Now with stentorian fanfares two of them ushered in what they shouted was to be a fresh era in pop presentation.

“We’re all terribly excited,” said Cathy McGowan, introducing Ready, Steady Goes Live. “It’s the very first show of its kind where everybody sings live.” If memory serves me right I thought that was what TV used to do before most of Miss McGowan’s audience were actually born.

There was no doubt that something fresh had to be done to Ready, Steady, Go! which had deteriorated disastrously from its early days, when its free-and-easy mingling of artists and audiences had given the show a spontaneity and bounce that appealed triumphantly to the very young.

But of late is anarchic shooting had become an excuse for sloppy directing, its natural studio environment had become a refuge for lazy set designers and cheap budgets, and its gay, lively enthusiasts had diminished into a jumble of spotty faced, frozen gawkers.

Harried into going live by a growing suspicion among audiences that mime merely disguised the incompetence of its performers, Ready, Steady, Go! moved into a larger studio and recruited some prettier girls into the audience.

But apart from discovering two girls who could sing remarkably like Dionne Warwick, it cannot be said that a new millennium in pop programmes was opened up by the renovation.

The problem of singing live proved that only Tom Jones and Miss Warwick could perform as effectively without the help of recording engineers. The actual sound balance of the programme was atrocious, with rhythm beats blotting out melodies and the background noises blurring the singing.

There was chaos in the cueing, with performers caught with their instruments down and egg all over their guitars. “You’ve done it again,” cried Manfred Mann at a bad cue. “Ready, Steady Goes Live. Aspirin sales have doubled!”

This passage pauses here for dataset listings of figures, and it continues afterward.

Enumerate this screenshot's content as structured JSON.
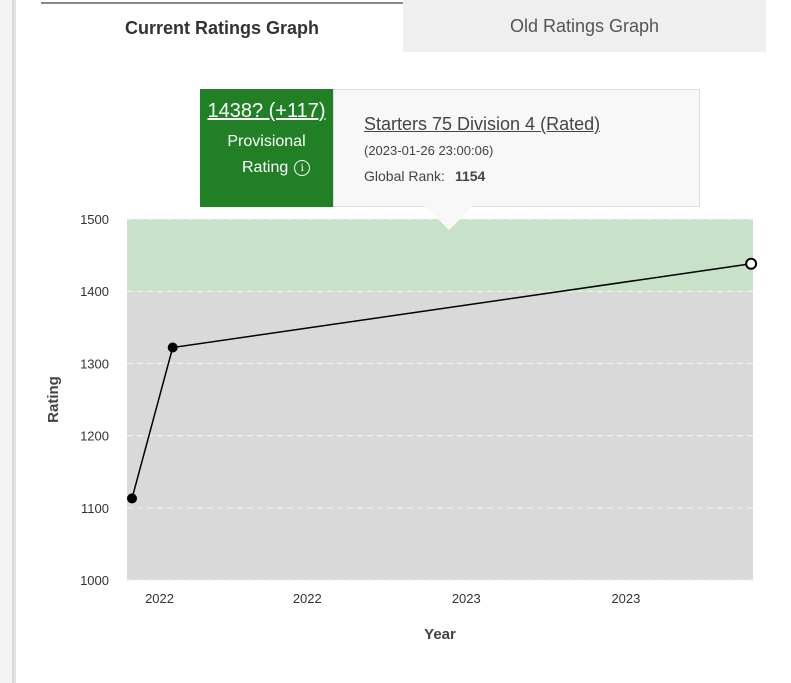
{
  "tabs": {
    "current": "Current Ratings Graph",
    "old": "Old Ratings Graph"
  },
  "tooltip": {
    "rating": "1438? (+117)",
    "provisional": "Provisional",
    "rating_label": "Rating",
    "info_icon": "i",
    "contest": "Starters 75 Division 4 (Rated)",
    "datetime": "(2023-01-26 23:00:06)",
    "rank_label": "Global Rank:",
    "rank_value": "1154"
  },
  "colors": {
    "band_high": "#c8e2ca",
    "band_low": "#d9d9d9",
    "tooltip_green": "#217f26"
  },
  "chart_data": {
    "type": "line",
    "xlabel": "Year",
    "ylabel": "Rating",
    "ylim": [
      1000,
      1500
    ],
    "yticks": [
      1000,
      1100,
      1200,
      1300,
      1400,
      1500
    ],
    "xtick_labels": [
      "2022",
      "2022",
      "2023",
      "2023"
    ],
    "xlim": [
      0,
      1
    ],
    "xticks": [
      0.052,
      0.288,
      0.542,
      0.797
    ],
    "bands": [
      {
        "from": 1400,
        "to": 1500,
        "color": "#c8e2ca"
      },
      {
        "from": 1000,
        "to": 1400,
        "color": "#d9d9d9"
      }
    ],
    "grid": true,
    "series": [
      {
        "x": [
          0.008,
          0.073,
          0.997
        ],
        "values": [
          1113,
          1322,
          1438
        ],
        "last_point_open": true
      }
    ]
  }
}
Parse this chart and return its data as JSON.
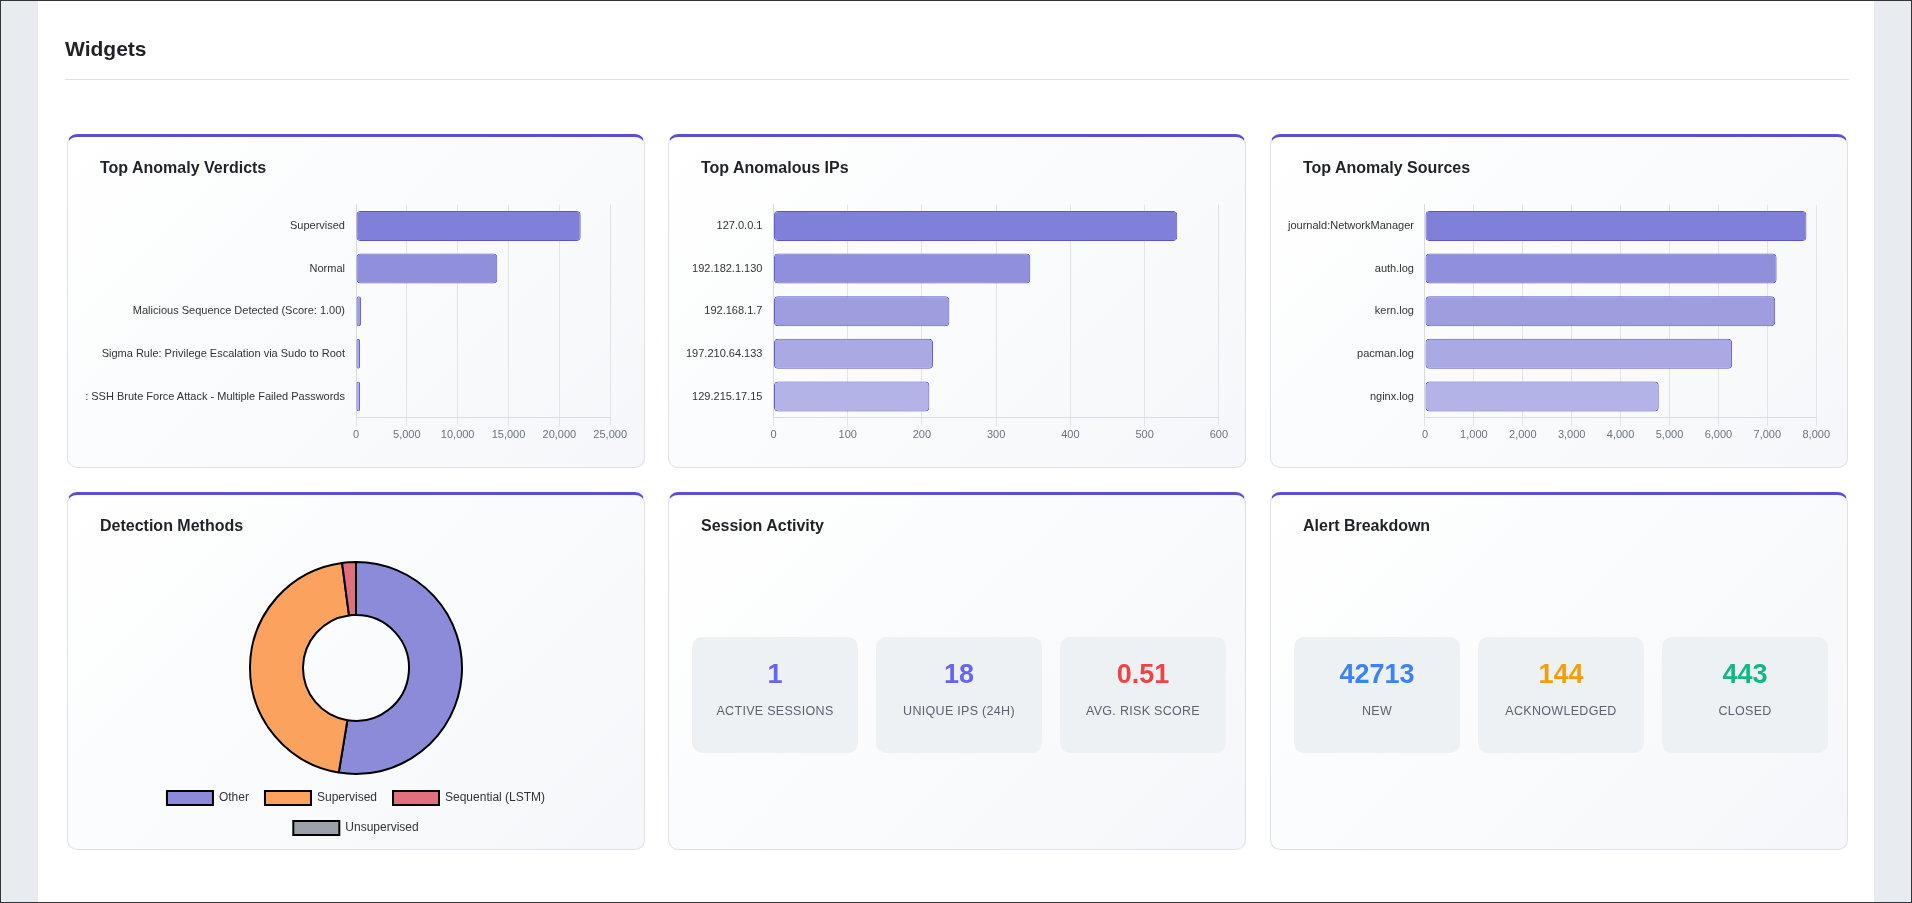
{
  "chart_data": [
    {
      "type": "other",
      "title": "Widgets"
    },
    {
      "type": "bar",
      "title": "Top Anomaly Verdicts",
      "orientation": "horizontal",
      "categories": [
        "Supervised",
        "Normal",
        "Malicious Sequence Detected (Score: 1.00)",
        "Sigma Rule: Privilege Escalation via Sudo to Root",
        ": SSH Brute Force Attack - Multiple Failed Passwords"
      ],
      "values": [
        22100,
        13900,
        500,
        400,
        400
      ],
      "colors": [
        "#8080d8",
        "#8f8fdb",
        "#9d9de0",
        "#a9a9e3",
        "#b3b3e7"
      ],
      "xlim": [
        0,
        25000
      ],
      "xticks": [
        0,
        {
          "value": 5000,
          "label": "5,000"
        },
        {
          "value": 10000,
          "label": "10,000"
        },
        {
          "value": 15000,
          "label": "15,000"
        },
        {
          "value": 20000,
          "label": "20,000"
        },
        {
          "value": 25000,
          "label": "25,000"
        }
      ],
      "grid": "x"
    },
    {
      "type": "bar",
      "title": "Top Anomalous IPs",
      "orientation": "horizontal",
      "categories": [
        "127.0.0.1",
        "192.182.1.130",
        "192.168.1.7",
        "197.210.64.133",
        "129.215.17.15"
      ],
      "values": [
        544,
        346,
        237,
        215,
        210
      ],
      "colors": [
        "#8080d8",
        "#8f8fdb",
        "#9d9de0",
        "#a9a9e3",
        "#b3b3e7"
      ],
      "xlim": [
        0,
        600
      ],
      "xticks": [
        0,
        100,
        200,
        300,
        400,
        500,
        600
      ],
      "grid": "x"
    },
    {
      "type": "bar",
      "title": "Top Anomaly Sources",
      "orientation": "horizontal",
      "categories": [
        "journald:NetworkManager",
        "auth.log",
        "kern.log",
        "pacman.log",
        "nginx.log"
      ],
      "values": [
        7800,
        7190,
        7160,
        6280,
        4780
      ],
      "colors": [
        "#8080d8",
        "#8f8fdb",
        "#9d9de0",
        "#a9a9e3",
        "#b3b3e7"
      ],
      "xlim": [
        0,
        8000
      ],
      "xticks": [
        0,
        {
          "value": 1000,
          "label": "1,000"
        },
        {
          "value": 2000,
          "label": "2,000"
        },
        {
          "value": 3000,
          "label": "3,000"
        },
        {
          "value": 4000,
          "label": "4,000"
        },
        {
          "value": 5000,
          "label": "5,000"
        },
        {
          "value": 6000,
          "label": "6,000"
        },
        {
          "value": 7000,
          "label": "7,000"
        },
        {
          "value": 8000,
          "label": "8,000"
        }
      ],
      "grid": "x"
    },
    {
      "type": "donut",
      "title": "Detection Methods",
      "categories": [
        "Other",
        "Supervised",
        "Sequential (LSTM)",
        "Unsupervised"
      ],
      "values": [
        52.6,
        45.3,
        2.1,
        0
      ],
      "colors": [
        "#8b8bda",
        "#fba35e",
        "#e1707e",
        "#9aa1a8"
      ],
      "legend": "bottom"
    },
    {
      "type": "other",
      "title": "Session Activity",
      "categories": [
        "ACTIVE SESSIONS",
        "UNIQUE IPS (24H)",
        "AVG. RISK SCORE"
      ],
      "values": [
        1,
        18,
        0.51
      ],
      "data_labels": true
    },
    {
      "type": "other",
      "title": "Alert Breakdown",
      "categories": [
        "NEW",
        "ACKNOWLEDGED",
        "CLOSED"
      ],
      "values": [
        42713,
        144,
        443
      ],
      "data_labels": true
    }
  ]
}
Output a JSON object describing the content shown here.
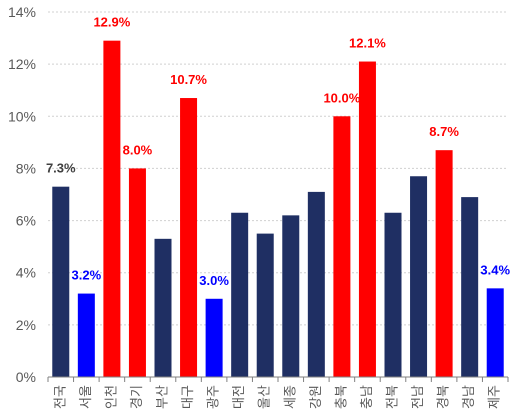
{
  "chart_data": {
    "type": "bar",
    "title": "",
    "xlabel": "",
    "ylabel": "",
    "ylim": [
      0,
      14
    ],
    "yticks": [
      0,
      2,
      4,
      6,
      8,
      10,
      12,
      14
    ],
    "ytick_labels": [
      "0%",
      "2%",
      "4%",
      "6%",
      "8%",
      "10%",
      "12%",
      "14%"
    ],
    "grid": "horizontal",
    "categories": [
      "전국",
      "서울",
      "인천",
      "경기",
      "부산",
      "대구",
      "광주",
      "대전",
      "울산",
      "세종",
      "강원",
      "충북",
      "충남",
      "전북",
      "전남",
      "경북",
      "경남",
      "제주"
    ],
    "values": [
      7.3,
      3.2,
      12.9,
      8.0,
      5.3,
      10.7,
      3.0,
      6.3,
      5.5,
      6.2,
      7.1,
      10.0,
      12.1,
      6.3,
      7.7,
      8.7,
      6.9,
      3.4
    ],
    "bar_colors": [
      "#1f2f63",
      "#0000ff",
      "#ff0000",
      "#ff0000",
      "#1f2f63",
      "#ff0000",
      "#0000ff",
      "#1f2f63",
      "#1f2f63",
      "#1f2f63",
      "#1f2f63",
      "#ff0000",
      "#ff0000",
      "#1f2f63",
      "#1f2f63",
      "#ff0000",
      "#1f2f63",
      "#0000ff"
    ],
    "data_labels": [
      {
        "index": 0,
        "text": "7.3%",
        "color": "#404040"
      },
      {
        "index": 1,
        "text": "3.2%",
        "color": "#0000ff"
      },
      {
        "index": 2,
        "text": "12.9%",
        "color": "#ff0000"
      },
      {
        "index": 3,
        "text": "8.0%",
        "color": "#ff0000"
      },
      {
        "index": 5,
        "text": "10.7%",
        "color": "#ff0000"
      },
      {
        "index": 6,
        "text": "3.0%",
        "color": "#0000ff"
      },
      {
        "index": 11,
        "text": "10.0%",
        "color": "#ff0000"
      },
      {
        "index": 12,
        "text": "12.1%",
        "color": "#ff0000"
      },
      {
        "index": 15,
        "text": "8.7%",
        "color": "#ff0000"
      },
      {
        "index": 17,
        "text": "3.4%",
        "color": "#0000ff"
      }
    ],
    "colors": {
      "base": "#1f2f63",
      "low": "#0000ff",
      "high": "#ff0000",
      "grid": "#d0d0d0",
      "axis": "#808080"
    }
  }
}
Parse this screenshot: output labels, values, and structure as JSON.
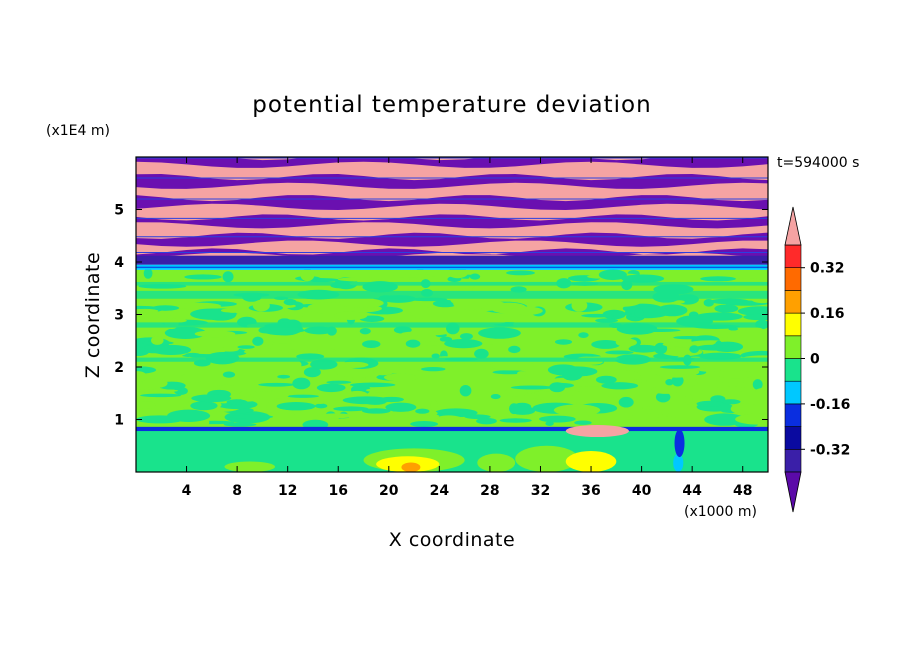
{
  "chart_data": {
    "type": "heatmap",
    "title": "potential temperature deviation",
    "xlabel": "X coordinate",
    "ylabel": "Z coordinate",
    "x_unit": "(x1000 m)",
    "y_unit": "(x1E4 m)",
    "time_label": "t=594000 s",
    "xlim": [
      0,
      50
    ],
    "ylim": [
      0,
      6
    ],
    "x_ticks": [
      4,
      8,
      12,
      16,
      20,
      24,
      28,
      32,
      36,
      40,
      44,
      48
    ],
    "y_ticks": [
      1,
      2,
      3,
      4,
      5
    ],
    "colorbar": {
      "levels": [
        -0.4,
        -0.32,
        -0.24,
        -0.16,
        -0.08,
        0,
        0.08,
        0.16,
        0.24,
        0.32,
        0.4
      ],
      "labels": [
        "0.32",
        "0.16",
        "0",
        "-0.16",
        "-0.32"
      ],
      "label_values": [
        0.32,
        0.16,
        0,
        -0.16,
        -0.32
      ],
      "colors": [
        "#5b0aa8",
        "#3a1fa8",
        "#0a2ee0",
        "#00c8ff",
        "#19e38c",
        "#7ff02a",
        "#ffff00",
        "#ffa000",
        "#ff6a00",
        "#ff2a2a",
        "#f5a3a3"
      ],
      "extend": "both"
    },
    "layers": [
      {
        "z_range": [
          4.1,
          6.0
        ],
        "description_values": [
          -0.4,
          0.4
        ],
        "pattern": "alternating bands"
      },
      {
        "z_range": [
          3.85,
          3.95
        ],
        "values": [
          -0.16,
          -0.08
        ]
      },
      {
        "z_range": [
          0.85,
          3.85
        ],
        "values": [
          -0.08,
          0.08
        ]
      },
      {
        "z_range": [
          0.75,
          0.85
        ],
        "values": [
          -0.32,
          0.4
        ]
      },
      {
        "z_range": [
          0.0,
          0.75
        ],
        "values": [
          -0.16,
          0.24
        ]
      }
    ]
  }
}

A.B.C.’s Thank Your Lucky Stars did much better with its revised show. Getting rid of all the nonsense stunts – audience markings “O’ll give it foive,” extraneous disc jockeys – the acts took place in a well-marked off arena, divorced form the audiences, allowing the lighting effects to play their full part.

Screams

By cutting to the fist-chewing, hysterical screamers in the audience only when it was needed to match the effect of the performers, the viewers at home could get an uncluttered, clean-cut picture of groups like the Beatles, the Animals and the Drifters without interruptions from the stamping fett and waggling behinds of the studio fodder.

I am at a loss, however, to explain the continued tolerance of the B.B.C. for Juke Box Jury. The juxtaposition of close-ups of astigmatic children and square-faced Moms with the sound of the latest records has long since ceased to be of any conceivable visual interest.

The sight of middle-aged people like David Tomlinson, Joan Turner and Catherine Boyle trying to communicate their with-it-ness to a glum-faced, mummified audience is one of the continuing embarrassments on TV.

What conceivable use their judgments are escapes me when last week no fewer than seven out of nine records were solemnly nominated as hits. David Tomlinson, indeed, voted for nine out of nine as hits which, as a standard, would make the turnover in the Top Ten as active as an explosion of jumping beans.

Smashing

This programme, like Ready Steady Go! also tends to correlate pop music with inarticulateness. The vocabulary of Sue Lloyd on Juke Box Jury seemed to be confined chiefly to the words “I love it, I think it’s great.” Cathy McGowan, doing most of the talking in Ready, Steady, Go! announced a “smashing” competition, thanked Manfred Mann for a “smashing” arrangement, said a harmonica player was “smashing” and told us that the four dancing couples we were going to see were – guess what? “smashing.”

And, in addition to doing something about this potential deleterious effect on teenager speech, could the producers of these programmes not be so shamelessly ready to plug any new American star that happens to float into town?

Dionne Warwick, in spite of her undoubted talent, does not deserve a spot on the Eamonn Andrews Show, Ready, Steady, Go!, Thank Your Lucky Stars and Juke Box Judy [sic] in just under ten days.

It would, indeed, be healthier all round if the entire pop world were farm more independent of the public relations men in the record business.